Virginia Woolf's Novel The Waves

            In this essay, an analysis of process types will show how Rhoda, a character from Virginia Woolf"s novel The Waves, experiences herself and the world. It will be demonstrated that Rhoda is a kind of 'displaced person in the universe", unable to act upon this world but longing for a transcendental, immutable dream world. In her interior monologue, Rhoda builds up a strong contrast between the room in which the party takes place (associated with agitation, terrors, heat, fire, scorn, individual details and the tiger) and another world, 'immune from change" (associated with rest, lovers, coolness, pools, beauty, absence of individual features and the swallow).
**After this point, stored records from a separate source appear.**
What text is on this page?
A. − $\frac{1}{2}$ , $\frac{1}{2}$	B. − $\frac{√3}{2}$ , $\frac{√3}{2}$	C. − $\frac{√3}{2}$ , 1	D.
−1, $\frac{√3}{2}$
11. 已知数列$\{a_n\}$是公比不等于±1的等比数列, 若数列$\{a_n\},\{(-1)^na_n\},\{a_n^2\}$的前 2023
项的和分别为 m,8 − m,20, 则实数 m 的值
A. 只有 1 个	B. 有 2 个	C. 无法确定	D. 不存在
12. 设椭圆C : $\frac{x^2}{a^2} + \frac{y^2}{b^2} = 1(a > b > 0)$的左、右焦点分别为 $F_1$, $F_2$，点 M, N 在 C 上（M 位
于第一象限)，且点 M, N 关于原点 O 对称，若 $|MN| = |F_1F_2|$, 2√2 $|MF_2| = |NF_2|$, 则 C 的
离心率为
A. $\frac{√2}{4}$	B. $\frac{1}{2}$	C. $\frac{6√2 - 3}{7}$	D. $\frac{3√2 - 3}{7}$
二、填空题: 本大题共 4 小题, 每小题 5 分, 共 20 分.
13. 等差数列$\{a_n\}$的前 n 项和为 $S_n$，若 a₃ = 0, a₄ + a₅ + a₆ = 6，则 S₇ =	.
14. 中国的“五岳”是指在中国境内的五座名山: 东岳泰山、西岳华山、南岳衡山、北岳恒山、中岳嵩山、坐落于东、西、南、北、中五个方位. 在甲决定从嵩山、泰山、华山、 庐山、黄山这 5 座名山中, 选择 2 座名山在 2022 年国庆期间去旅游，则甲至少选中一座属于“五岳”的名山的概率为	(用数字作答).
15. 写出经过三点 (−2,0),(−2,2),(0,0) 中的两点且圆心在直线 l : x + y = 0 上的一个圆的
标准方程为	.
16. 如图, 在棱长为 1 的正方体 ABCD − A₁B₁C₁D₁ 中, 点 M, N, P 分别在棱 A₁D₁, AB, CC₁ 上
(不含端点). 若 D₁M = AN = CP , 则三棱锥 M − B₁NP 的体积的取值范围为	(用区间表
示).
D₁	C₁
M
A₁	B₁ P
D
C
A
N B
This basic contrast is not only reflected in the circumstances of location (e.g. 'here" versus 'on the other side of the world"), but also in the nature of the material process types, the main type of process in this text. 'Here", in the room, Rhoda is mainly acted on (Goal): she is pursued by terrors, seized by people, pierced by arrows and by scorn, cut by tongues (metonymic for people) and so on. In those instances when she does act in the room, the predicator is usually modalized, or the action is expressed in a question, both of which construals imply that the action is not necessarily carried out: she plans to do something ( 'I shall edge", 'I shall twitch"), she should do something ( 'I must take", 'I must answer") or she wonders what to do ( 'What answer shall I give?", 'What face can I summon"). Moreover, the material clauses in which Rhoda is Actor are often intransitive and therefore not Goal-directed ( 'I shall edge between them"), or the Goal is inanimate ( 'I shall twitch the curtain"). The few mental, behavioural and relational clauses are reduced in import in a similar way: 'as if I saw", 'I know no one", 'I must prevaricate", 'as if I had an end in view".